Violates current CMS policy

ASN maintains that the proposed LCDs exceed the bounds of the MACs’ authority in trying to restrict what conditions can be covered for more than thrice-weekly dialysis with medical justification. As CMS rules and guidance have made clear, the decision regarding medical justification must be made on an individual patient basis, making the proposed LCDs contrary to current CMS policy. CMS would have to rely upon notice-and-comment rulemaking, which is beyond the scope of the LCD authority.

• Case Study # 1

Patient: A 30-year-old man with primary hyperoxaluria complicated by kidney failure.

Prescribed Treatment: To control his hyperoxalosis and prevent other end-organ damage, he required hemodialysis six times per week; he elected to perform this in-center.

Results: The patient was otherwise well, and he worked part-time as allowed by his dialysis schedule. He had no hospitalizations while receiving dialysis and ultimately received a successful liver-kidney transplant.

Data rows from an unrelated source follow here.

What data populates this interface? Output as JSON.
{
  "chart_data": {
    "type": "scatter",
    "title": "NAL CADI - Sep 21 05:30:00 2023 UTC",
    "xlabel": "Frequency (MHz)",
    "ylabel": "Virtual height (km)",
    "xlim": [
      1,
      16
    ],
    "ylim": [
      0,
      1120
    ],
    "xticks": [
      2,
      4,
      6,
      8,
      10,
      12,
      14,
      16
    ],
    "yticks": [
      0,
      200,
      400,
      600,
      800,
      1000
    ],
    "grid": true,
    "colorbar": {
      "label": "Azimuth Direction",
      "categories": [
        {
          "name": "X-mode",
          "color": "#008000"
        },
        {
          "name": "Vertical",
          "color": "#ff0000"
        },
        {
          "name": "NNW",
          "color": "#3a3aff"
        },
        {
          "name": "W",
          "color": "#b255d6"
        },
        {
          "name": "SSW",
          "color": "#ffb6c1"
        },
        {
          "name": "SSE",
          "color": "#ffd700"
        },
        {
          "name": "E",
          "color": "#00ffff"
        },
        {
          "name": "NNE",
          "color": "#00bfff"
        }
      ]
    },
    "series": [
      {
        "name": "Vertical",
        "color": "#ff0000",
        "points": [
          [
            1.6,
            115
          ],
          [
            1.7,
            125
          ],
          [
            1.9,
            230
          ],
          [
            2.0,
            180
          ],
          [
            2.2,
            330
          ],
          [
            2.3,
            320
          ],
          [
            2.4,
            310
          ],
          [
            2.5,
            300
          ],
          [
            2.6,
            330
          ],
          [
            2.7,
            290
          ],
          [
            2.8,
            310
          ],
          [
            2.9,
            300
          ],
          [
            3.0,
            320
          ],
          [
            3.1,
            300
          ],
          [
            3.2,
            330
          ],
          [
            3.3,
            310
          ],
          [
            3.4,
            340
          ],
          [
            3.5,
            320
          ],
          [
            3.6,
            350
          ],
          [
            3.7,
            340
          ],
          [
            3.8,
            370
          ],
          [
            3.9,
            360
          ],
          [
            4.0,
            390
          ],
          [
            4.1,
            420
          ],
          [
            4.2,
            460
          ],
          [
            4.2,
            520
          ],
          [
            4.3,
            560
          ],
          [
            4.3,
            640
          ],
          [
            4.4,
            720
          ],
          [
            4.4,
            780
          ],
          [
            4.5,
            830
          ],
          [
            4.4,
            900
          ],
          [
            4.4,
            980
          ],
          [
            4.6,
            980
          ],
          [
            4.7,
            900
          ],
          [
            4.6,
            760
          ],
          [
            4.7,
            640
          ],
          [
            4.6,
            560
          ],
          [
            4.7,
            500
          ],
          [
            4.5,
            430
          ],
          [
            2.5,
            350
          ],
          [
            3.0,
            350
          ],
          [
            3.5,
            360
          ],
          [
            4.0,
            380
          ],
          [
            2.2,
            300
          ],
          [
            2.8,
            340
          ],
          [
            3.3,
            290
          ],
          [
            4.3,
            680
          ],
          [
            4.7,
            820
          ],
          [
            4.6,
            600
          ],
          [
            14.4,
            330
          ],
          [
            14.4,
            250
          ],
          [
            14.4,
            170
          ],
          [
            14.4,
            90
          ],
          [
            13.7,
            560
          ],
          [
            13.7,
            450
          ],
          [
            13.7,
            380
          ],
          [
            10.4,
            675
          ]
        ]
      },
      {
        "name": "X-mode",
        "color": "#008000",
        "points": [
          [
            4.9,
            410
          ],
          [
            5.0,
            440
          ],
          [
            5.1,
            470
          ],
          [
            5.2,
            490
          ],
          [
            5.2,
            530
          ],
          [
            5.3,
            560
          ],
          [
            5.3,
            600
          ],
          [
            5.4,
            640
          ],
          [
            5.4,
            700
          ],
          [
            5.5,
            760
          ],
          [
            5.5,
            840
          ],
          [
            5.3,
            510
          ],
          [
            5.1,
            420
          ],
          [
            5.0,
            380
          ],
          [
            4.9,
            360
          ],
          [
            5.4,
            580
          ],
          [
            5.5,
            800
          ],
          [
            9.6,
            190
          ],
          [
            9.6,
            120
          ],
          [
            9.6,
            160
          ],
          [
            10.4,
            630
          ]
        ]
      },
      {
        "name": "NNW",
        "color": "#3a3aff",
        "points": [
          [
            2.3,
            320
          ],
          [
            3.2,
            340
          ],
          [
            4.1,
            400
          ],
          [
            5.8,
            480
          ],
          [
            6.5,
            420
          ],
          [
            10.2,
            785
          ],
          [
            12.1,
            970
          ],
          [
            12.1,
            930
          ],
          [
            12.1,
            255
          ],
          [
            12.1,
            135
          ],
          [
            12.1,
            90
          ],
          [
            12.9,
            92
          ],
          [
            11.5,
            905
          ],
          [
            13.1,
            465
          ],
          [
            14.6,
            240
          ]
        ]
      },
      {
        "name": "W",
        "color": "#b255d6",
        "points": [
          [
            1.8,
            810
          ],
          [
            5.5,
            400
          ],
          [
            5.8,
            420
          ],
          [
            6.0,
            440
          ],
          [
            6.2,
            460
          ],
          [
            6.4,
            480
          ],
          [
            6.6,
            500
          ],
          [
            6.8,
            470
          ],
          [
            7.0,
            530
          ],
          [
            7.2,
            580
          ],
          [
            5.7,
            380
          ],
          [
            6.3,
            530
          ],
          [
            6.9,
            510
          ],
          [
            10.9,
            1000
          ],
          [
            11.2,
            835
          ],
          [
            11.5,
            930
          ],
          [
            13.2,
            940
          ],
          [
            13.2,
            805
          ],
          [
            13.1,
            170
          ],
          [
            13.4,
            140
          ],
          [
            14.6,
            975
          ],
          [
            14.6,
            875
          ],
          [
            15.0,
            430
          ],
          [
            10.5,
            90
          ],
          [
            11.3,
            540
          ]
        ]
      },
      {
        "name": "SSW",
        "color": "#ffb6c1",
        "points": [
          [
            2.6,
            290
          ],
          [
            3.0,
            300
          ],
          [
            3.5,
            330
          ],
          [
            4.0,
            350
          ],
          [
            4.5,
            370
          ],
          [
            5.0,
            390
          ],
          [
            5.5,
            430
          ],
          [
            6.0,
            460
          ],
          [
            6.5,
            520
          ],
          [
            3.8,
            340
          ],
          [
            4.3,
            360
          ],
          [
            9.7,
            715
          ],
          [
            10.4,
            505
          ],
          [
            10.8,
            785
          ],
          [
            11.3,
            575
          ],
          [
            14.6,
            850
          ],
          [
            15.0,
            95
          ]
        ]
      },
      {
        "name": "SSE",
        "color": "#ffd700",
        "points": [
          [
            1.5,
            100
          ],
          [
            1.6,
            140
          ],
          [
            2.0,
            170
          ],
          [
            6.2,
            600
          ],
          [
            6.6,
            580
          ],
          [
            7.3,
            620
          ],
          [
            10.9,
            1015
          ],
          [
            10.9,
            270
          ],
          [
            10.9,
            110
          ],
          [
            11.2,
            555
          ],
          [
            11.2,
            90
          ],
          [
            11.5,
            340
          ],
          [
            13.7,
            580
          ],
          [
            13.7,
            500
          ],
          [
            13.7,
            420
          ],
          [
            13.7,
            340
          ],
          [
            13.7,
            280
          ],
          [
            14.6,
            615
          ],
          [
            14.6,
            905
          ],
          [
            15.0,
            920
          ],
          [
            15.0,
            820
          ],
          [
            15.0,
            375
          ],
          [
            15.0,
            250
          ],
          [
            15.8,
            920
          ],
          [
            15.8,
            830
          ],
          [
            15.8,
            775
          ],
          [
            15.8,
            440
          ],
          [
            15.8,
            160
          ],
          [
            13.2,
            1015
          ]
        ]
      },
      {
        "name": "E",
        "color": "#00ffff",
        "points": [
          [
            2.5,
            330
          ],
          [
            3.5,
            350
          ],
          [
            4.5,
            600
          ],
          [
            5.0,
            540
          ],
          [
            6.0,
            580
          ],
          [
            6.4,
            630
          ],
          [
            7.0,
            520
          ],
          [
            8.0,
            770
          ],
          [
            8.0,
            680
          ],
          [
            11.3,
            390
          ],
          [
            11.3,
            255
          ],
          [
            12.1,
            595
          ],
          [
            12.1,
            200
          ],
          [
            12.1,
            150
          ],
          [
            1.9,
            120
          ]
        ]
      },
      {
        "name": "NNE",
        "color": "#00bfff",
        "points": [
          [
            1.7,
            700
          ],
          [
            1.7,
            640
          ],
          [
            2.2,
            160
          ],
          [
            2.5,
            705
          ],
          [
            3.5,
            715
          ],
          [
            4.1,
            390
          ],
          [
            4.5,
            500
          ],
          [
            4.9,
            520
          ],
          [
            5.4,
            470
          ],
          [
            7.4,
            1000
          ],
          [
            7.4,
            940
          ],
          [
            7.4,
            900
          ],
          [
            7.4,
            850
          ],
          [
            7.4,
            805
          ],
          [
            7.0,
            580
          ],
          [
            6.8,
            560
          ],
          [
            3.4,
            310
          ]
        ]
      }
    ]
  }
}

This is a good example of a patient with a chronic condition (hyperoxaluria) that is controlled by more frequent dialysis, with the POC calling for frequent dialysis. He was stable, and, therefore, more frequent care-planning would not have had value justifying its resource cost. He was seen most weeks by his physician, but not every week—and this was appropriate for his clinical state.

• Case Study #2

Patient: An 80-year-old man treated with hemodialysis for more than 10 years with three hospitalizations in a six-week period due to fluid overload in the setting of heart failure with preserved ejection fraction. Despite aggressive education, he continued to gain substantial weight between sessions; this weight gain was in part due to chronic odynophagia, making fluids easier for him to swallow than solids. Each hospitalization came toward the end of the long interdialytic interval (Mondays, given that he was typically treated on a Tuesday/Thursday/Saturday schedule). His spKt/V at dialysis was ∼1.8, consistent with adequate dialysis. He does not tolerate more than 2.5 to 3 kg of ultrafiltration per session, developing hypotension.

Prescribed Treatment: To control volume overload, he agreed to a fourth weekly dialysis treatment on Mondays.

Results: The fourth regularly scheduled session was documented in his POC. Following this prescription change, he had no further emergency department visits or hospitalizations for fluid overload. Given prior trends, if more than thrice-weekly dialysis was not provided routinely, he would be virtually certain to experience re-hospitalization; accordingly, integrating this into his POC (as opposed to writing weekly revisions to his dialysis prescription) was the most prudent course of action.

• Case Study Discussion

ASN asserts that in these case studies, the provision of more than thrice-weekly dialysis was critical to the patient’s health in the long-term (chronic need), not just in the short-term (acute need). Also, in both cases, the proposed new requirement that the patient’s nephrologist file an acute order with medical justification for the additional dialysis session every week—as would be necessary under the proposed LCD—would make provision of optimal care more challenging for nephrologists, creating an administrative burden with no clinical utility. It would also create uncertainty and increased risks for the patient, and may increase tensions among physicians, patients, and dialysis facilities, with facilities objecting to medically indicated and prescribed additional treatments due to inappropriately strict criteria and resulting uncertainty of payment as delineated in the proposed LCD.